Rutgers’ Budget Woes Felt Across the Board
Officials say they’ll find new ways to ensure diversity efforts don’t fall victim to cuts.
By Dana Forde

Budget constraints have forced Rutgers University, the largest public research university in New Jersey, to cancel 451 classes, increase tuition, layoff 185 employees and cut several programs, including minority recruitment programs. However, planning for a new series of general education requirements with courses involving diversity will continue.

More than 50,000 students who attend the university’s three campuses — in Camden, Newark and New Brunswick/Piscataway — are faced with an 8 percent increase in tuition for the second consecutive year.

“It’s already hard for me to figure out how to pay for school,” says 19-year-old sophomore Turquoise Bagwell. The Neptune, N.J., native says she was alerted to the tuition hike over the summer via an e-mail from university officials. She decided to take out two additional student loans and is currently looking for a part-time job. But she says she’s not convinced that she can handle the additional responsibilities.

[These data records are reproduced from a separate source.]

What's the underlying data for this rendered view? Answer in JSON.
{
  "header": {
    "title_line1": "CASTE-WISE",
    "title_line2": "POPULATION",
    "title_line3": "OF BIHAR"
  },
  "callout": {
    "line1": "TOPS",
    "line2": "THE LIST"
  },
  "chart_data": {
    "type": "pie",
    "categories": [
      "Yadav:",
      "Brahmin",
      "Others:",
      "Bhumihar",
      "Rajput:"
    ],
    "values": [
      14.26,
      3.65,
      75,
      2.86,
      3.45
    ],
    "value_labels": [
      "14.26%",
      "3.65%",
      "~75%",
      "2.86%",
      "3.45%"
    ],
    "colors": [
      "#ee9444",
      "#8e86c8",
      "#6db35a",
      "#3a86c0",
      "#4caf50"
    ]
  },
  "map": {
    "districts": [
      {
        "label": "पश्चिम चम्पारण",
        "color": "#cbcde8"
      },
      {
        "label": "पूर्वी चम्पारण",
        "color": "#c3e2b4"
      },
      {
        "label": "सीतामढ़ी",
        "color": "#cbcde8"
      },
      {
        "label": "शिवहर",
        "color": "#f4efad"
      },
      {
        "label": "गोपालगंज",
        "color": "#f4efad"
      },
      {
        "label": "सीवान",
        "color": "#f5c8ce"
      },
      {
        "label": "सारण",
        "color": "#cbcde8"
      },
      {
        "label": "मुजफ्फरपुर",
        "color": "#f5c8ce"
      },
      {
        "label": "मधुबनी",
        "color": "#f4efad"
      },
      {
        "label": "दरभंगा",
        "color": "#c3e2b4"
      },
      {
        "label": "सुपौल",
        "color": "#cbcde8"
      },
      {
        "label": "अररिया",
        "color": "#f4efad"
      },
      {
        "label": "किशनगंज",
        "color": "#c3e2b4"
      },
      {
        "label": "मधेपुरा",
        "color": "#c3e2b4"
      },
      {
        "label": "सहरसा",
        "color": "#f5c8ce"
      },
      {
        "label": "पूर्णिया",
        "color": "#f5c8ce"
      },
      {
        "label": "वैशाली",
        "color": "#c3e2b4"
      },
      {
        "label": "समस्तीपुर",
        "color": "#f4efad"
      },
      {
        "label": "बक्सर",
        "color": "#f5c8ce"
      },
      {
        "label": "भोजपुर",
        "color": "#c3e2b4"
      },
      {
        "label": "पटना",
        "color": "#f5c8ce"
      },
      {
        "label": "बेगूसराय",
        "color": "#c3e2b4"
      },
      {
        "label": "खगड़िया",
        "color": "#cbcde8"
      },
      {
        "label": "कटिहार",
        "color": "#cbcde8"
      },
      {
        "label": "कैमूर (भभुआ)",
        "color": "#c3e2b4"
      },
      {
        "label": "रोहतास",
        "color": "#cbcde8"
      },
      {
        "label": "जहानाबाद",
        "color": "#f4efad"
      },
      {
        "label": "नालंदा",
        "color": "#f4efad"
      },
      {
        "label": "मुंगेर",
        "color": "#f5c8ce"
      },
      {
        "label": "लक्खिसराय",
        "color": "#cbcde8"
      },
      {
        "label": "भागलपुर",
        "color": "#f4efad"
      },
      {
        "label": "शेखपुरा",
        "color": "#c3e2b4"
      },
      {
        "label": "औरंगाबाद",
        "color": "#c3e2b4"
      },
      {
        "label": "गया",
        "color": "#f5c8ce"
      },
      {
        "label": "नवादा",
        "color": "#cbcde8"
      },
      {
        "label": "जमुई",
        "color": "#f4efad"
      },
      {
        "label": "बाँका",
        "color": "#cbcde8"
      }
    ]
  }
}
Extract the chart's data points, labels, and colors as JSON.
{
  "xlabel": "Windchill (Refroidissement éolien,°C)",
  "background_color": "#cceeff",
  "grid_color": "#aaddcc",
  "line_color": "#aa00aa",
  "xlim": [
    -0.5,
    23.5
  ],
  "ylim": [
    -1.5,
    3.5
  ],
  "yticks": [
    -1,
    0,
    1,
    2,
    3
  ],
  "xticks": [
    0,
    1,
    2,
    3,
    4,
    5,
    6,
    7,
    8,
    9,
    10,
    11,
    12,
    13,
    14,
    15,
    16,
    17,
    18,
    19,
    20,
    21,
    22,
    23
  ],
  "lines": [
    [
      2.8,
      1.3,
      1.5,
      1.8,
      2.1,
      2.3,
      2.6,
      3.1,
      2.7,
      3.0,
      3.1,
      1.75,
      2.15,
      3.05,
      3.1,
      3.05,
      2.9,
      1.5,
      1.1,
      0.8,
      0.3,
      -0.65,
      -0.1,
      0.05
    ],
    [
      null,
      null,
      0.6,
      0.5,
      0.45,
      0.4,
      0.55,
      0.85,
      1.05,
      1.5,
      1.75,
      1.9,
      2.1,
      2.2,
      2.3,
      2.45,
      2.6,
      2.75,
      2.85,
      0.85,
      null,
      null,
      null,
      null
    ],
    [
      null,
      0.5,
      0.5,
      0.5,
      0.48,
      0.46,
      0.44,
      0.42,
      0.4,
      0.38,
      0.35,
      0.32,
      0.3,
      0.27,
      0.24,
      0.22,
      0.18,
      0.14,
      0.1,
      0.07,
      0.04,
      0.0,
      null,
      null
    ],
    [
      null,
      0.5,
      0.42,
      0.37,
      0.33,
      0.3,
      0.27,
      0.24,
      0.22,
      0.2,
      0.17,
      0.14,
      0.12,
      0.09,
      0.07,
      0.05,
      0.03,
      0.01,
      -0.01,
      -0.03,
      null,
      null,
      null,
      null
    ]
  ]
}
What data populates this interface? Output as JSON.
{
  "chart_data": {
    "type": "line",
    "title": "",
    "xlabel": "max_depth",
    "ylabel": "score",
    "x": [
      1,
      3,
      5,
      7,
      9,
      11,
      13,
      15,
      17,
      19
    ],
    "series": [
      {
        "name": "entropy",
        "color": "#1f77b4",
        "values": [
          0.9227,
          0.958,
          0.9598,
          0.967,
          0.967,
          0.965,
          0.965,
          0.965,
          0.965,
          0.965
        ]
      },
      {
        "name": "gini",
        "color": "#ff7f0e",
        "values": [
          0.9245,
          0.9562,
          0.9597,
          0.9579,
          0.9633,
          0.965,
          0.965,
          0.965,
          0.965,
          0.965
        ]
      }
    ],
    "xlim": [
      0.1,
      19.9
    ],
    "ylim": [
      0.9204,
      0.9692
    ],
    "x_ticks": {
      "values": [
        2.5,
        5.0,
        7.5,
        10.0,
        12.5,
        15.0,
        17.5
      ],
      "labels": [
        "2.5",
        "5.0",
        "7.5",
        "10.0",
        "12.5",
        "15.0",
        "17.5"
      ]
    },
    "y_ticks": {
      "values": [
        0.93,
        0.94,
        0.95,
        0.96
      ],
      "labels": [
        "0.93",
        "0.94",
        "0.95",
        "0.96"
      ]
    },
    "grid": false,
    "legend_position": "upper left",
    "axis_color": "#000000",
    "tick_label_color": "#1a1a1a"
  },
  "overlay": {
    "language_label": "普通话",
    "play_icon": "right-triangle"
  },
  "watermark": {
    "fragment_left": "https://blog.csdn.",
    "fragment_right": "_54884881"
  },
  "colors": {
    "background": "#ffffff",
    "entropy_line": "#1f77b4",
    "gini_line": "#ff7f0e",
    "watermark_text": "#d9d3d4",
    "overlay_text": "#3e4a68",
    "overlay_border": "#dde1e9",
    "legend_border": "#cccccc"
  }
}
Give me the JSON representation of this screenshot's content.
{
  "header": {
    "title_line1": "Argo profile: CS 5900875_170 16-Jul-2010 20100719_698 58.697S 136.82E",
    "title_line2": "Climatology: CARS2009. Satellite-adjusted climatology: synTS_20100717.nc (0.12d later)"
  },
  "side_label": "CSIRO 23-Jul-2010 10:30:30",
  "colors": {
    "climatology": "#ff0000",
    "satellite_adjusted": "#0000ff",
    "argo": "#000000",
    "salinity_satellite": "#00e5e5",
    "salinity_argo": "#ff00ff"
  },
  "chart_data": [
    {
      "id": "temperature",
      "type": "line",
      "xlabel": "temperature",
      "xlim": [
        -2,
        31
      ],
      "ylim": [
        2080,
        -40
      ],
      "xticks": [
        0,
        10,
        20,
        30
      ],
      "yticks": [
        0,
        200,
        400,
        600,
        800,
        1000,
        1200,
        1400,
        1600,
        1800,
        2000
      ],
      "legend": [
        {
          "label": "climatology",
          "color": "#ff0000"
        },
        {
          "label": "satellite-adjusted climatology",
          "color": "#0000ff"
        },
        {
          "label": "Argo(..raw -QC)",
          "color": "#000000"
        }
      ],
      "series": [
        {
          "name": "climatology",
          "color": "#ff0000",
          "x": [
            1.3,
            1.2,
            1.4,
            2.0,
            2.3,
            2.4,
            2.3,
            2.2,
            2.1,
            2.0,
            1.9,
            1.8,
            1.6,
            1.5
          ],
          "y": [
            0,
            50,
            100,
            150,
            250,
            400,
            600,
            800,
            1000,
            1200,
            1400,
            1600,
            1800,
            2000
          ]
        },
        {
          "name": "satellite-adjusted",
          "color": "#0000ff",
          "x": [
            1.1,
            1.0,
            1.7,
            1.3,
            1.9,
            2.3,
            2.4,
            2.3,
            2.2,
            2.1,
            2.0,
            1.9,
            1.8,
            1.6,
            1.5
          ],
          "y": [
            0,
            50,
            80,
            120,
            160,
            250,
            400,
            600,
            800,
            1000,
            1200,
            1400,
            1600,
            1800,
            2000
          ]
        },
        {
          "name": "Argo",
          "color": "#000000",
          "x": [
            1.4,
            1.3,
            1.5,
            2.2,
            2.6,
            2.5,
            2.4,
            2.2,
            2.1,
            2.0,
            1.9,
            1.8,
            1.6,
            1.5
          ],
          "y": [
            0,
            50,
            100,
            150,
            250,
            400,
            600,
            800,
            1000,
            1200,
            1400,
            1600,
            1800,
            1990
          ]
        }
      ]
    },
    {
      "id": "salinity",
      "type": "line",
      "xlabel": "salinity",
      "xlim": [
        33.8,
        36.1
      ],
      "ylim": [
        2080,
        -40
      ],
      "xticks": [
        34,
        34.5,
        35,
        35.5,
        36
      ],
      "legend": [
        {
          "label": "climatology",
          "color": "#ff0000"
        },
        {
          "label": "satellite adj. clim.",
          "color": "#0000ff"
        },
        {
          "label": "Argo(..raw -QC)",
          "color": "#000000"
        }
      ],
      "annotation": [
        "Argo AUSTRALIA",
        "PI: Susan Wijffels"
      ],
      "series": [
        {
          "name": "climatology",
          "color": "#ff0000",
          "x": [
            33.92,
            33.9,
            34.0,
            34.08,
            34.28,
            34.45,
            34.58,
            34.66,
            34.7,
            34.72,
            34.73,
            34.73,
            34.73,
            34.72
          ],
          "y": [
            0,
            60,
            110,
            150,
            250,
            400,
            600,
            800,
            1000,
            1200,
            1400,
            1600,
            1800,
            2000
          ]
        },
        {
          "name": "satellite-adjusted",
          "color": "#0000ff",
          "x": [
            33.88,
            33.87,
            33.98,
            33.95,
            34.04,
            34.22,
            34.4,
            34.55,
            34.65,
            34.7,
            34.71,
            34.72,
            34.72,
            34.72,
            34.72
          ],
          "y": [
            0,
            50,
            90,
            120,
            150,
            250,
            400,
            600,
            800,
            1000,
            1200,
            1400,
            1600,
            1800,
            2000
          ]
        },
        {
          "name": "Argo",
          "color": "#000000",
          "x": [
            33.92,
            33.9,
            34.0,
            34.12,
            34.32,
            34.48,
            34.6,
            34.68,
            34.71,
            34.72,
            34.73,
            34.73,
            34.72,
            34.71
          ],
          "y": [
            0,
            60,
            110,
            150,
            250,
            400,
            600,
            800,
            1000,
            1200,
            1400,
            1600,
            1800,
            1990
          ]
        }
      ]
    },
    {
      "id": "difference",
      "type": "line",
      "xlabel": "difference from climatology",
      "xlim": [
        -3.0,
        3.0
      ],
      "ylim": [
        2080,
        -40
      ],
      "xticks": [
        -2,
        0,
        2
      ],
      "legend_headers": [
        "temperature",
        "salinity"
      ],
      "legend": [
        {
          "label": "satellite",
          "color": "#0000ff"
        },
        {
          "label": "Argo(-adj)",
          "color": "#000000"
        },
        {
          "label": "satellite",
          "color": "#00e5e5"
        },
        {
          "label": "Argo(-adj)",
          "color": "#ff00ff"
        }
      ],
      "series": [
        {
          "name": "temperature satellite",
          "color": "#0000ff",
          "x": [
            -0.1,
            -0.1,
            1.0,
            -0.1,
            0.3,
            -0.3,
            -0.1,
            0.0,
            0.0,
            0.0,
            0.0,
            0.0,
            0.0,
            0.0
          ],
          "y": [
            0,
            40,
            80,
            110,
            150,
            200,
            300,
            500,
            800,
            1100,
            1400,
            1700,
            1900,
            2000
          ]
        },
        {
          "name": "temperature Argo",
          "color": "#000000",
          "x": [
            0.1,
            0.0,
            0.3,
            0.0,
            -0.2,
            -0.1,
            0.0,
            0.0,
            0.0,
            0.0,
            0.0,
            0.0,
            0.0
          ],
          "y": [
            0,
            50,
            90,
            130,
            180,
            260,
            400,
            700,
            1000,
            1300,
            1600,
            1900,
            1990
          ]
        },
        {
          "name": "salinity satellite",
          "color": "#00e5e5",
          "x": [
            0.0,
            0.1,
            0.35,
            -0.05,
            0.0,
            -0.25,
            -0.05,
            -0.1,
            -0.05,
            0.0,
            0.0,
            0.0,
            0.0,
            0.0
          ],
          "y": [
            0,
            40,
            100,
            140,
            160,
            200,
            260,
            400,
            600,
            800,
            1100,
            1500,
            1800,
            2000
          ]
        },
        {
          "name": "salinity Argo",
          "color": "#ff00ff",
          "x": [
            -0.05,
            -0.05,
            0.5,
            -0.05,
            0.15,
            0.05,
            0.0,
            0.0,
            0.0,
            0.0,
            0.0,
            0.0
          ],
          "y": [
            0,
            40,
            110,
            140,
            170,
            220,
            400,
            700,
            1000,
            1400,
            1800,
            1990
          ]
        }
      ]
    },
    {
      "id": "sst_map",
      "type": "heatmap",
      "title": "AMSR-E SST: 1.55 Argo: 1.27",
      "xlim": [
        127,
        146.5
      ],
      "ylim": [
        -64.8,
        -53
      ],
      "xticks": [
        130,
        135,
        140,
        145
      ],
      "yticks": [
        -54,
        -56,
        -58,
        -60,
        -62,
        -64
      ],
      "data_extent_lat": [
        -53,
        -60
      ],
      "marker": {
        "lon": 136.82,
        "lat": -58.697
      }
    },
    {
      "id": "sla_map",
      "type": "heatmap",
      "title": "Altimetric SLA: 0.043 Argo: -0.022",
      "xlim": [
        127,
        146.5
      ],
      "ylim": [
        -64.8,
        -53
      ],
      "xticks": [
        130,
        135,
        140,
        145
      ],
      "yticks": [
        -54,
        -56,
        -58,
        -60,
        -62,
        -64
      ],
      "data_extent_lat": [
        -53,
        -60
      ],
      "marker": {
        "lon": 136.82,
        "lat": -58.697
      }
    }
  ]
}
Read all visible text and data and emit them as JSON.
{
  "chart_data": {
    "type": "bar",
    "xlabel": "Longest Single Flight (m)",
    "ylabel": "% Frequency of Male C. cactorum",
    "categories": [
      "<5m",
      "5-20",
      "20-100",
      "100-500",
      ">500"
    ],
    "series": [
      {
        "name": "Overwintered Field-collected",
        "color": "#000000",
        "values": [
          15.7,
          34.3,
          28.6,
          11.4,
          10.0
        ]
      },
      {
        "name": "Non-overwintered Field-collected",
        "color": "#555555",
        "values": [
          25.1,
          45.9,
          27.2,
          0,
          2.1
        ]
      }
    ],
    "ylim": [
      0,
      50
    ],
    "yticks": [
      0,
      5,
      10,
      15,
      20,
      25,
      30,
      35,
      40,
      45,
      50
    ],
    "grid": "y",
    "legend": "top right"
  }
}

“I have to keep at least a C average to keep my financial aid,” Bagwell says. “I don’t know how I’m going to handle it.”

The cuts are a result of the state budget signed by recently elected Gov. Jon S. Corzine in July. New Jersey faces a $4 billion deficit, and higher education will share the pain with a $30 million decrease in its $2.11 billion budget for 2007, says Mark Perkiss, a spokesman for the New Jersey Department of Treasury. Rutgers is already adjusting to a $66.1 million shortfall this year as a result of the state’s budget problems.

To compensate for the loss, the university implemented a combination of budget cuts and program reductions that are expected to save approximately $50 million, says Rutgers spokesman E.J. Miranda. Final decisions about which courses to cut were made at the departmental level. School officials first combined courses with multiple sections, creating fewer but larger classes.